When getting off the train in Urumqi (pronounced Uru-Muchi), the capital of the Xinjang province, we felt that we were no longer in China, but in one of the Central Asian countries. This was muslim China and food, people, buildings etc were much different to what we had seen in Beijing.
When asking Chinese people about Urumqi people had been saying that it was beuatiful, had the best barbeque in China and was dangerous. There had been violent riots here in the past and the streets were full of military police making sure that nothing went on. It felt quiet and safe, and we walked around with our local guide to explore the Mosque, the Bazaar (market) and a park located on top of a hill.
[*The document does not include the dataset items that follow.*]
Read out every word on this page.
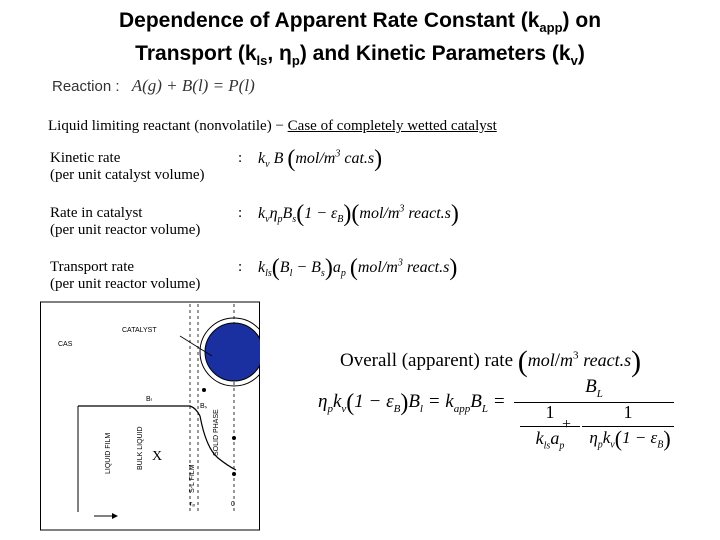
Dependence of Apparent Rate Constant $(k_{app})$ on
Transport ($k_{ls}$, $\eta_p$) and Kinetic Parameters $(k_v)$
Reaction : A(g) + B(l) = P(l)
Liquid limiting reactant (nonvolatile) − Case of completely wetted catalyst
Kinetic rate
(per unit catalyst volume)
: $k_v$ B ($mol/m^3$ cat.s)
Rate in catalyst
(per unit reactor volume)
: $k_v\eta_pB_s(1 - \varepsilon_B)(mol/m^3$ react.s)
Transport rate
(per unit reactor volume)
: $k_{ls}(B_l - B_s)a_p$ ($mol/m^3$ react.s)
CAS
CATALYST
Bₗ
Bₛ
LIQUID FILM	BULK LIQUID
S-L FILM
SOLID PHASE
X
rₚ	0
Overall (apparent) rate ($mol/m^3$ react.s)
$\eta_pk_v(1 - \varepsilon_B)B_l = k_{app}B_L$ =
$B_L$
1
$k_{ls}a_p$
+
1
$\eta_pk_v(1 - \varepsilon_B)$
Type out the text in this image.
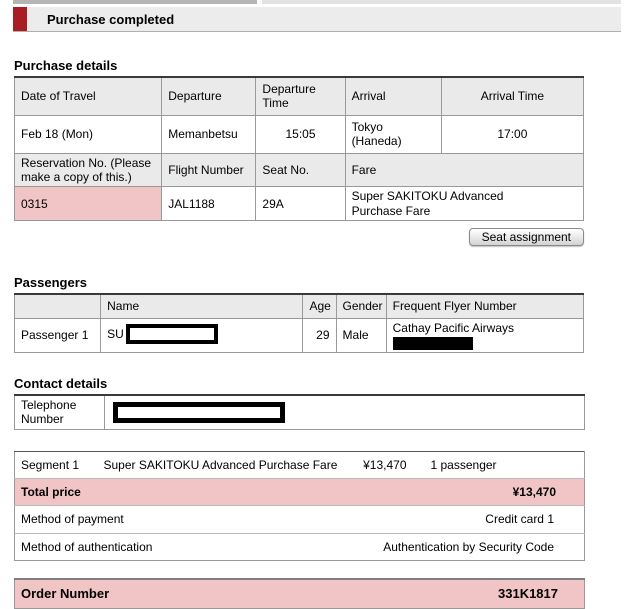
Purchase completed
Purchase details
Date of Travel	Departure	Departure Time	Arrival	Arrival Time
Feb 18 (Mon)	Memanbetsu	15:05	Tokyo (Haneda)	17:00
Reservation No. (Please make a copy of this.)	Flight Number	Seat No.	Fare	
0315	JAL1188	29A	Super SAKITOKU Advanced Purchase Fare	
Seat assignment
Passengers
	Name	Age	Gender	Frequent Flyer Number
Passenger 1	SU	29	Male	Cathay Pacific Airways
Contact details
Telephone Number	
Segment 1	Super SAKITOKU Advanced Purchase Fare	¥13,470	1 passenger
Total price		¥13,470	
Method of payment		Credit card 1	
Method of authentication		Authentication by Security Code	
Order Number	331K1817
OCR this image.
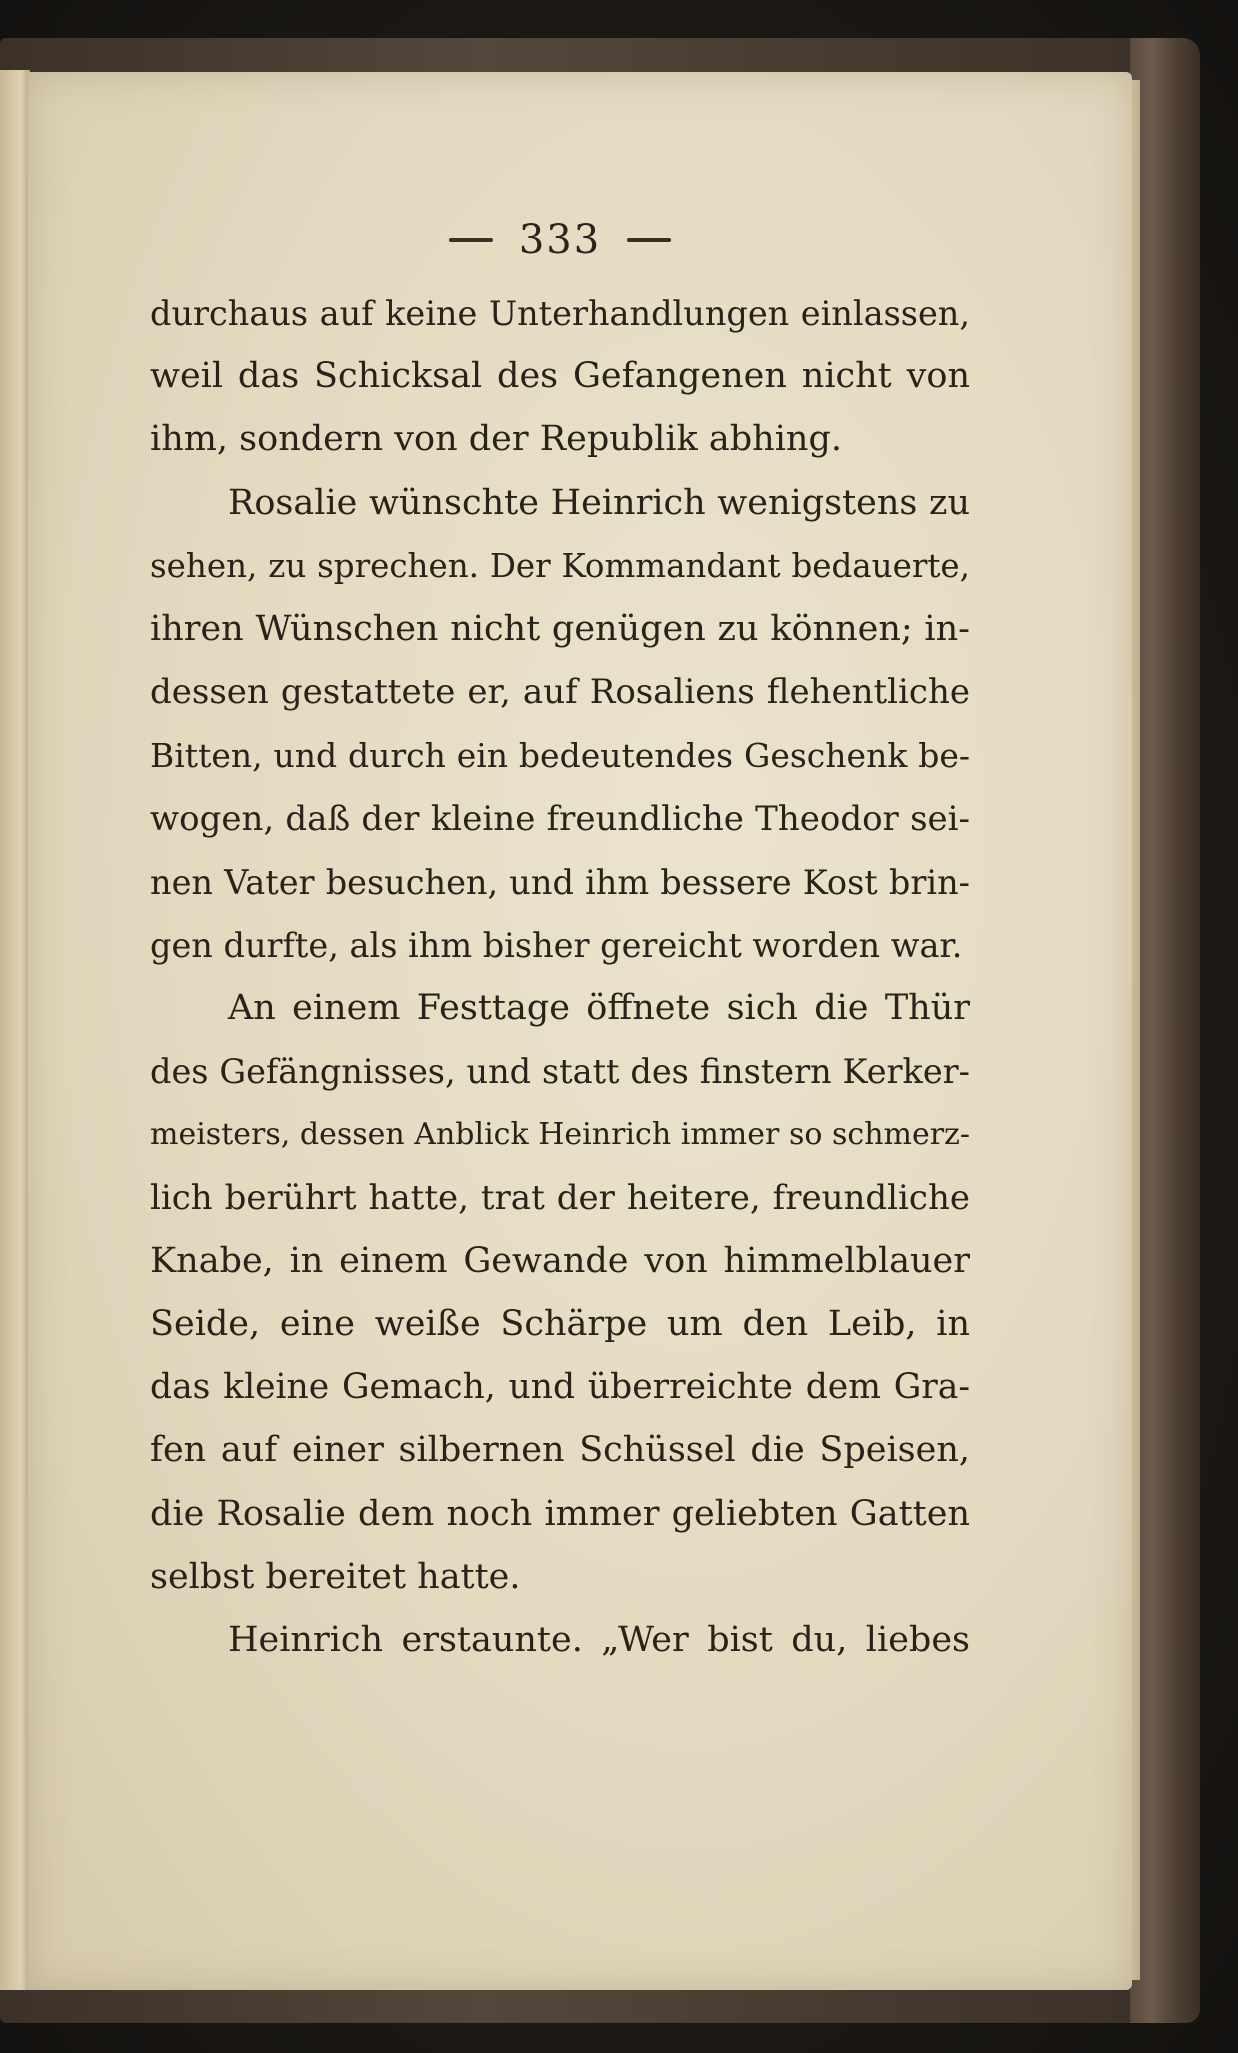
333
durchaus auf keine Unterhandlungen einlassen,
weil das Schicksal des Gefangenen nicht von
ihm, sondern von der Republik abhing.
Rosalie wünschte Heinrich wenigstens zu
sehen, zu sprechen. Der Kommandant bedauerte,
ihren Wünschen nicht genügen zu können; in-
dessen gestattete er, auf Rosaliens flehentliche
Bitten, und durch ein bedeutendes Geschenk be-
wogen, daß der kleine freundliche Theodor sei-
nen Vater besuchen, und ihm bessere Kost brin-
gen durfte, als ihm bisher gereicht worden war.
An einem Festtage öffnete sich die Thür
des Gefängnisses, und statt des finstern Kerker-
meisters, dessen Anblick Heinrich immer so schmerz-
lich berührt hatte, trat der heitere, freundliche
Knabe, in einem Gewande von himmelblauer
Seide, eine weiße Schärpe um den Leib, in
das kleine Gemach, und überreichte dem Gra-
fen auf einer silbernen Schüssel die Speisen,
die Rosalie dem noch immer geliebten Gatten
selbst bereitet hatte.
Heinrich erstaunte. „Wer bist du, liebes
When the evening came we sat down to have some shish kebabs, or Shashlyk as they are called here, and some beers that we just bought from the nearby store. Evening turned into night and people started heading back to the hotel, but as it was our last night in China we wanted to spend our last Chinese money (23rmb/3USD) on a couple of beers and kebabs, but then some Khazak people from the neighbour table invited us over and insisted that the rest of the evening would be their treat.
They kept buying kebabs and beers for us until the restaurant closed and then they asked us to come home to them for some more food and drinks. Again they insisted on paying for the taxi and we were on our way to a local home, with only a couple of dollars in our pockets and no understanding of the local language. It was the best decision ever. We ended up spending the whole night eating horse meat, drinking beer, singing (mostly Norwegian childrens songs) and dancing. It was all quite hillarious, with us speaking no Khazak or Chinese and they speaking no Norwegian or English, but we still managed to understand quite a bit, like that they thought we looked like Leonardo di Caprio and Charles Darwin and that they wanted us to join killing their sheep. We kindly declined and got on a bus back to the city in the morning.